When the pandemic hit, even physicians who’d recently left their jobs couldn’t answer calls for extra help at health centers with attenuated staff because of noncompetes. Several employers went out of their way to enforce noncompetes against health workers who tried to do just that. A group of nurses in Wyoming received a court order from their former employer to stop caring for COVID patients because they’d violated non-compete clauses. A number of public comments submitted to the FTC attested to similar hindrances during the worst months of the public health emergency.
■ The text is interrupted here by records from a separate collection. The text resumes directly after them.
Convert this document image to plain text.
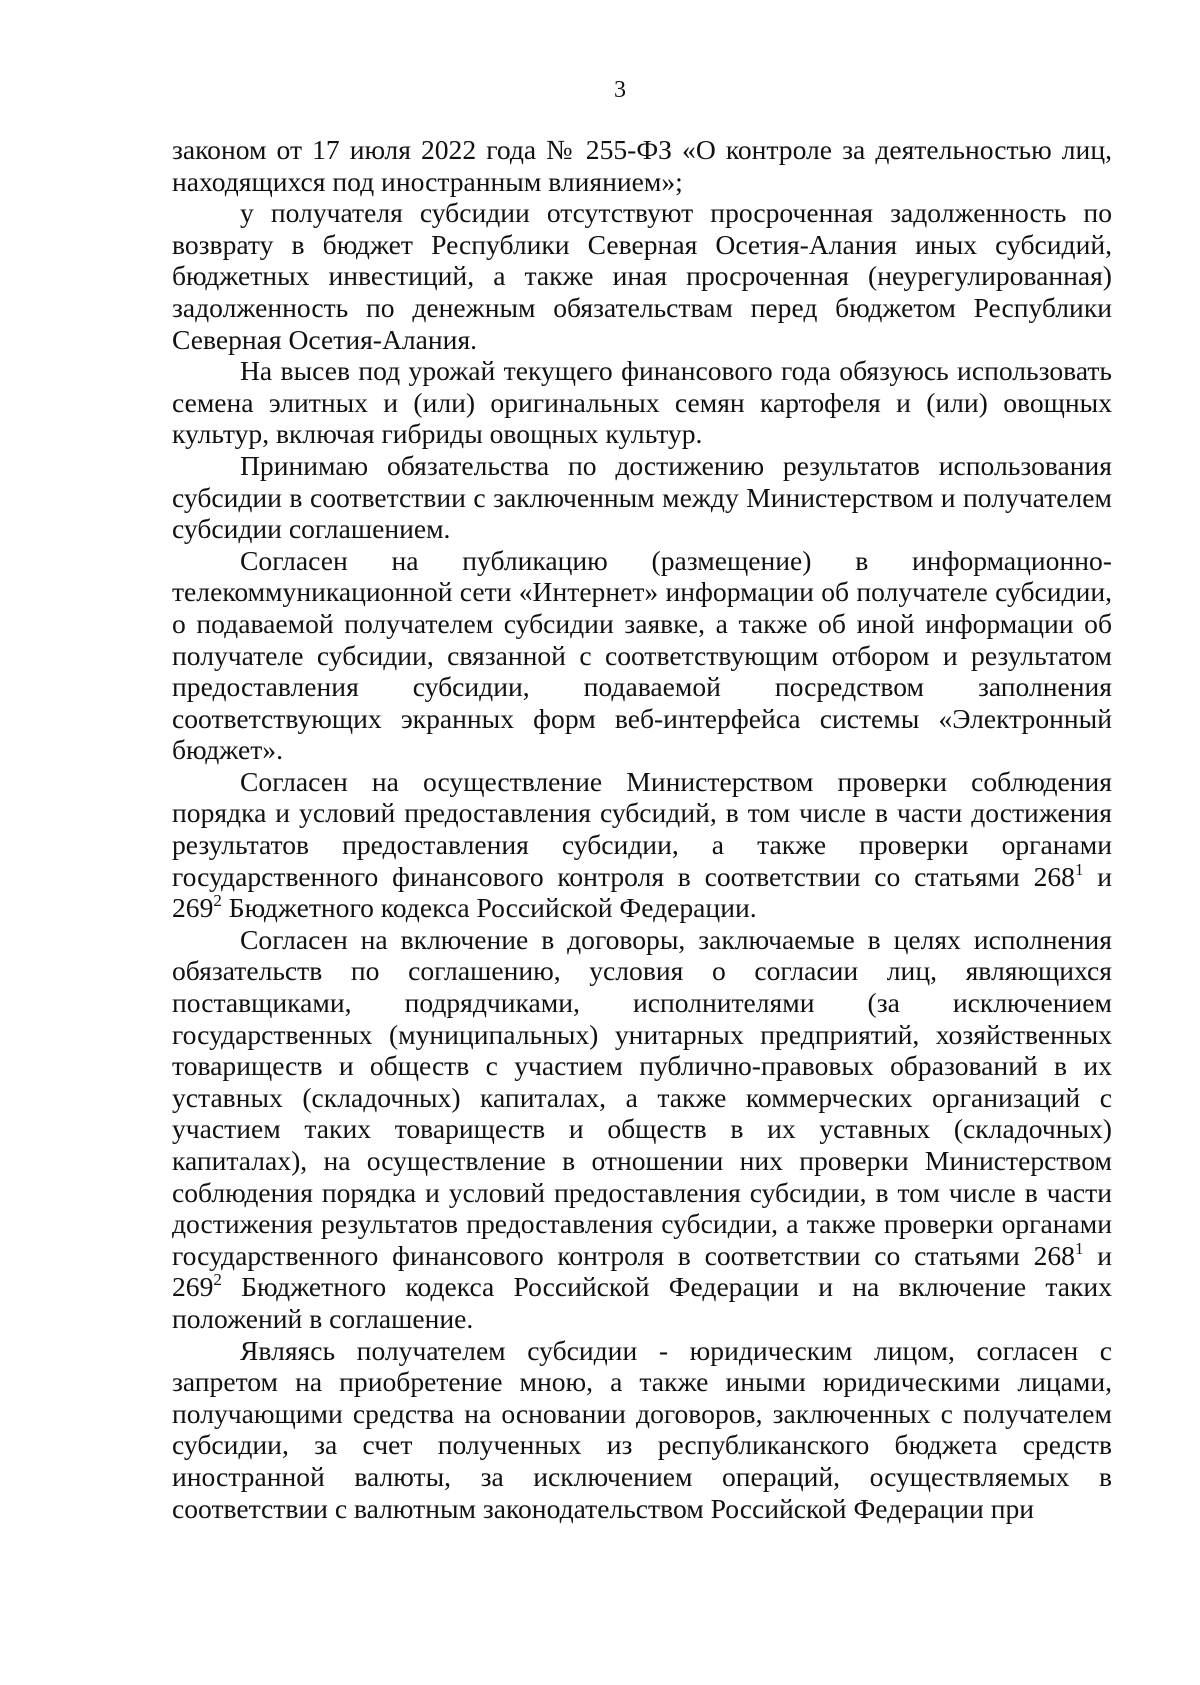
3

законом от 17 июля 2022 года № 255-ФЗ «О контроле за деятельностью лиц, находящихся под иностранным влиянием»;

у получателя субсидии отсутствуют просроченная задолженность по возврату в бюджет Республики Северная Осетия-Алания иных субсидий, бюджетных инвестиций, а также иная просроченная (неурегулированная) задолженность по денежным обязательствам перед бюджетом Республики Северная Осетия-Алания.

На высев под урожай текущего финансового года обязуюсь использовать семена элитных и (или) оригинальных семян картофеля и (или) овощных культур, включая гибриды овощных культур.

Принимаю обязательства по достижению результатов использования субсидии в соответствии с заключенным между Министерством и получателем субсидии соглашением.

Согласен на публикацию (размещение) в информационно-телекоммуникационной сети «Интернет» информации об получателе субсидии, о подаваемой получателем субсидии заявке, а также об иной информации об получателе субсидии, связанной с соответствующим отбором и результатом предоставления субсидии, подаваемой посредством заполнения соответствующих экранных форм веб-интерфейса системы «Электронный бюджет».

Согласен на осуществление Министерством проверки соблюдения порядка и условий предоставления субсидий, в том числе в части достижения результатов предоставления субсидии, а также проверки органами государственного финансового контроля в соответствии со статьями $268^1$ и $269^2$ Бюджетного кодекса Российской Федерации.

Согласен на включение в договоры, заключаемые в целях исполнения обязательств по соглашению, условия о согласии лиц, являющихся поставщиками, подрядчиками, исполнителями (за исключением государственных (муниципальных) унитарных предприятий, хозяйственных товариществ и обществ с участием публично-правовых образований в их уставных (складочных) капиталах, а также коммерческих организаций с участием таких товариществ и обществ в их уставных (складочных) капиталах), на осуществление в отношении них проверки Министерством соблюдения порядка и условий предоставления субсидии, в том числе в части достижения результатов предоставления субсидии, а также проверки органами государственного финансового контроля в соответствии со статьями $268^1$ и $269^2$ Бюджетного кодекса Российской Федерации и на включение таких положений в соглашение.

Являясь получателем субсидии - юридическим лицом, согласен с запретом на приобретение мною, а также иными юридическими лицами, получающими средства на основании договоров, заключенных с получателем субсидии, за счет полученных из республиканского бюджета средств иностранной валюты, за исключением операций, осуществляемых в соответствии с валютным законодательством Российской Федерации при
Early retirements before the pandemic also chipped away at an already depleted health workforce. Herman Segal worked as a physician, specializing in cardiology for over fifty years in the DC, Maryland metro area. When his private practice was bought in the 2000s by a large academic health institution, his new employer forced him to sign a non-compete agreement. The number of patients the hospital assigned to him took a toll over the years and he felt it was time to begin slowing down. When he asked the institution whether he could start working part time, not an unusual request for a doctor in his 70s, the administrators refused.
“What’s being done to older doctors in industrialized medicine is sickening,” said Segal.
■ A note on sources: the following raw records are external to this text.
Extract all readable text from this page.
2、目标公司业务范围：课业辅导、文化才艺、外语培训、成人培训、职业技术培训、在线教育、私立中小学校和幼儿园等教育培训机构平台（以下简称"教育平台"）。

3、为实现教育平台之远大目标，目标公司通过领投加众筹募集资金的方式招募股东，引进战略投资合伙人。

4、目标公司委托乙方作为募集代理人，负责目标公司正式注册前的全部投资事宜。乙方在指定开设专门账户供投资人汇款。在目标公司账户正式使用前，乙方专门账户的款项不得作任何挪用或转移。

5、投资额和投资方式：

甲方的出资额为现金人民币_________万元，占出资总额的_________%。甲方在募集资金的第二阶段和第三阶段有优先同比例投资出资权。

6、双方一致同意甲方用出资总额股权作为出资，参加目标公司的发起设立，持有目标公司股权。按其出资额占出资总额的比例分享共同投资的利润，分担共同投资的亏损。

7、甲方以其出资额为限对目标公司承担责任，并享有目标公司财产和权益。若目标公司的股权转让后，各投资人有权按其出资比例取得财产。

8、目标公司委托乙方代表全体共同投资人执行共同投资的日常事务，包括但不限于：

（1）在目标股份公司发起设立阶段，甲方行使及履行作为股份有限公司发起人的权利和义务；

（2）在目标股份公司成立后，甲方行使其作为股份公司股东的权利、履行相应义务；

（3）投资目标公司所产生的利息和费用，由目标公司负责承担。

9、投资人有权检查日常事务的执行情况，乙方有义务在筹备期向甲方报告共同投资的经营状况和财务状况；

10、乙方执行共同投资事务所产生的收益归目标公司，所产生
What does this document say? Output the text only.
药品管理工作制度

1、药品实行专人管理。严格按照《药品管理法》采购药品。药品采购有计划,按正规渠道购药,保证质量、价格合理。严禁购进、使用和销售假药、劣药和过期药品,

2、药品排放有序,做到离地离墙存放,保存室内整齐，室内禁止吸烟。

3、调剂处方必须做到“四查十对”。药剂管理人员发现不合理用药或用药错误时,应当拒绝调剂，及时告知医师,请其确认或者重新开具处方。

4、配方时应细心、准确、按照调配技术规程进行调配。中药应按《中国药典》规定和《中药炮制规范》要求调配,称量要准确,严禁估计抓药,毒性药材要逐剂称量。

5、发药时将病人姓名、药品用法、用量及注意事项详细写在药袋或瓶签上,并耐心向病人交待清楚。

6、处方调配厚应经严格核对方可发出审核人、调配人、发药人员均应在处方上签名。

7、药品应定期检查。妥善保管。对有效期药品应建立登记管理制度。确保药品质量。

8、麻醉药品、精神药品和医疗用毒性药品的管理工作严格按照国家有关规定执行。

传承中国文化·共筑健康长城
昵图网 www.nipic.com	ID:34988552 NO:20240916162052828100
Bound by a noncompete, Segal couldn’t just go back into private practice to cut down his hours. After several more years working full-time, he decided to retire after a long career. Other physicians have been pushed into retirement even earlier in their careers because they’d been over-worked. Had Herman decided to return to help at another health center that needed assistance during the pandemic, he could have been threatened with legal action by the hospital network because of the terms of his contract.
Even physicians actively employed in the field were restricted by their noncompetes from taking on additional shifts at hospitals running over capacity with COVID cases. In Reno, Nevada, Dr. Robert Matz worked as a hospitalist at the nonprofit health network Renown Health. Renown’s hospitals hold a near-monopoly on the city, according to a 2012 FTC case. The agency actually intervened to nullify noncompetes for the cardiologist at Renown’s health sites because it found the noncompetes allowed the nonprofit to gain totalizing control over 90 percent of the heart-care market in the city. That ruling didn’t apply to physicians like Dr. Matz, though. As a hospitalist, Matz works an unusual schedule of seven days straight on call for over 80 hours a day before then getting a week off. During the summer and fall of 2020, Matz tried to pick up extra shifts during his off days to help at the other major hospital in Reno, St. Francis, which was swamped at the time with patients.
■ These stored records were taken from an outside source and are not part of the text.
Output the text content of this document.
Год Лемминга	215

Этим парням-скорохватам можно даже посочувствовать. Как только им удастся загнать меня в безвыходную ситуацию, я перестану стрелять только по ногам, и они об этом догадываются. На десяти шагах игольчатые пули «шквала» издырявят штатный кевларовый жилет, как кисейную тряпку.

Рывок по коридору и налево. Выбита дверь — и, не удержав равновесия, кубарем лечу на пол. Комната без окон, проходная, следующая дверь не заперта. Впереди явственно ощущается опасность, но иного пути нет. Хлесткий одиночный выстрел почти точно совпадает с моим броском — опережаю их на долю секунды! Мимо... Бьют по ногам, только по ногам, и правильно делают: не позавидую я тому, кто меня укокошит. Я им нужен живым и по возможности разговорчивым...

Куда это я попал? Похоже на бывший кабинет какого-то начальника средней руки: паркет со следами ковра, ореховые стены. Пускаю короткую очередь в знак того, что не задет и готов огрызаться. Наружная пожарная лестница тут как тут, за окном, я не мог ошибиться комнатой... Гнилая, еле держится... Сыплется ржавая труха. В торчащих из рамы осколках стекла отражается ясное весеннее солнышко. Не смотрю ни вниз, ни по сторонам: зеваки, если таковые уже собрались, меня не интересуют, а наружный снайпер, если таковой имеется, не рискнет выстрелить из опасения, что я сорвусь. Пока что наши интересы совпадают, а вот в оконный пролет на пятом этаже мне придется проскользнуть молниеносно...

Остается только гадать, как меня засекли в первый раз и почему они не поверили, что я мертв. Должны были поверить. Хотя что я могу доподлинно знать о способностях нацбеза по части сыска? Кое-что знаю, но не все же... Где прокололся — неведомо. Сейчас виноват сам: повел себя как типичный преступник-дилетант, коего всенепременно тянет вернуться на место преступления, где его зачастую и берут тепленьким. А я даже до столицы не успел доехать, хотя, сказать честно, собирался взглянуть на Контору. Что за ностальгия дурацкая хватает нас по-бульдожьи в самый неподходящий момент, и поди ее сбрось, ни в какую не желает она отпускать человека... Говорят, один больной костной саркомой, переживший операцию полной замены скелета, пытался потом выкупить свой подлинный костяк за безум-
But shortly after, Matz received a call from his supervisor. He was pulled into a conference room with around 6 hospital administrators seated around a long horse-shoe shaped table. They told Matz that under no uncertain terms would he be allowed to take shifts at a rival hospital even on off hours, pointing to the terms of the noncompete agreement which apply during and after employment.
“The way one of them put it to me was if you’re working for Nike you can’t go to Adidas,” said Matz.
Several of Matz’s friends who work in the health sector had similar experiences with their employers. Though the FTC’s ban primarily applies to post-termination contract restrictions, easing noncompete agreements could lead to fewer restrictions across the board, as Matz explained in his public comment to the FTC. Many employers in other industries don’t stop workers from taking contract jobs on the side.
A contract means nothing without the power of government coercion behind it. The FTC has substantial authority to outlaw anti-competitive contracts that are harmful to both physicians and public alike.